Un medico della Ong Cuamm che presta il suo servizio in Africa

Quello avvenuto nei giorni scorsi In Sud Sudan non è il primo attacco che coinvolge operatori sanitari italiani ma anche stranieri. Basti ricordare l'agguato contro il vescovo 43enne di Rumbek Christian Carlassare a Lake State lo scorso aprile.

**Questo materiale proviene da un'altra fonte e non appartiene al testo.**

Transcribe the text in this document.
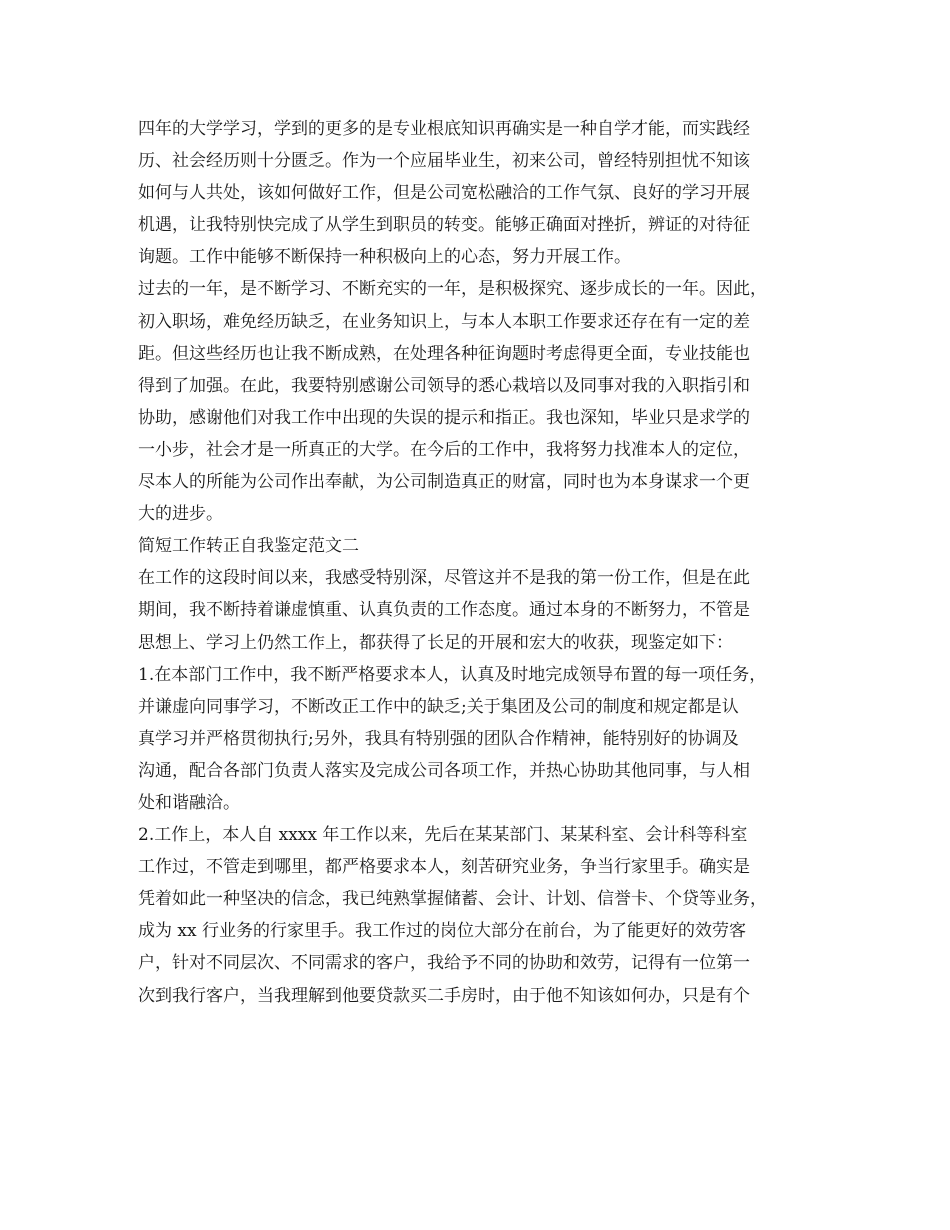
四年的大学学习，学到的更多的是专业根底知识再确实是一种自学才能，而实践经
历、社会经历则十分匮乏。作为一个应届毕业生，初来公司，曾经特别担忧不知该
如何与人共处，该如何做好工作，但是公司宽松融洽的工作气氛、良好的学习开展
机遇，让我特别快完成了从学生到职员的转变。能够正确面对挫折，辨证的对待征
询题。工作中能够不断保持一种积极向上的心态，努力开展工作。
过去的一年，是不断学习、不断充实的一年，是积极探究、逐步成长的一年。因此，
初入职场，难免经历缺乏，在业务知识上，与本人本职工作要求还存在有一定的差
距。但这些经历也让我不断成熟，在处理各种征询题时考虑得更全面，专业技能也
得到了加强。在此，我要特别感谢公司领导的悉心栽培以及同事对我的入职指引和
协助，感谢他们对我工作中出现的失误的提示和指正。我也深知，毕业只是求学的
一小步，社会才是一所真正的大学。在今后的工作中，我将努力找准本人的定位，
尽本人的所能为公司作出奉献，为公司制造真正的财富，同时也为本身谋求一个更
大的进步。
简短工作转正自我鉴定范文二
在工作的这段时间以来，我感受特别深，尽管这并不是我的第一份工作，但是在此
期间，我不断持着谦虚慎重、认真负责的工作态度。通过本身的不断努力，不管是
思想上、学习上仍然工作上，都获得了长足的开展和宏大的收获，现鉴定如下：
1.在本部门工作中，我不断严格要求本人，认真及时地完成领导布置的每一项任务，
并谦虚向同事学习，不断改正工作中的缺乏;关于集团及公司的制度和规定都是认
真学习并严格贯彻执行;另外，我具有特别强的团队合作精神，能特别好的协调及
沟通，配合各部门负责人落实及完成公司各项工作，并热心协助其他同事，与人相
处和谐融洽。
2.工作上，本人自 xxxx 年工作以来，先后在某某部门、某某科室、会计科等科室
工作过，不管走到哪里，都严格要求本人，刻苦研究业务，争当行家里手。确实是
凭着如此一种坚决的信念，我已纯熟掌握储蓄、会计、计划、信誉卡、个贷等业务，
成为 xx 行业务的行家里手。我工作过的岗位大部分在前台，为了能更好的效劳客
户，针对不同层次、不同需求的客户，我给予不同的协助和效劳，记得有一位第一
次到我行客户，当我理解到他要贷款买二手房时，由于他不知该如何办，只是有个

Un territorio con altissimo livello di conflittualità, che spesso esplode nelle faide tra clan e non si ferma neppure di fronte a chi cerca di fare del bene per la popolazione. "È una zona dinka, dove vivono pastori nomadi che lottano per il controllo del territorio dove far pascolare il bestiame" spiega la responsabile dei progetti Cuamm. "La violenza non cessa ma la popolazione non ne ha colpa e i bisogni sono tantissimi – osserva –. Forse è necessario insistere sulla formazione delle nuove generazioni, serve un cambiamento culturale". Un cambiamento che proprio i Medici con l'Africa stanno cercando di realizzare, in comunione con le autorità locali. Il progetto in Sud Sudan è il più grande e importante, perché qui la particolarità del sistema sanitario è che questo usa dare in appalto alle Ong la gestione dei servizi, pur restando sotto la guida del ministero locale. Il Cuamm svolge quindi un ruolo fondamentale di accompagnamento, formazione e assistenza, integrando anche i miseri stipendi dei governativi. Dopo i recenti episodi l’Onu ha invitato ad indagare sugli omicidi con urgenza, mentre il ministero degli Affari esteri italiano ha condannato fermamente l’attacco al convoglio umanitario, esprimendo in un tweet "profondo cordoglio alle famiglie dei due cooperanti sud-sudanesi rimasti coinvolti nel tragico evento".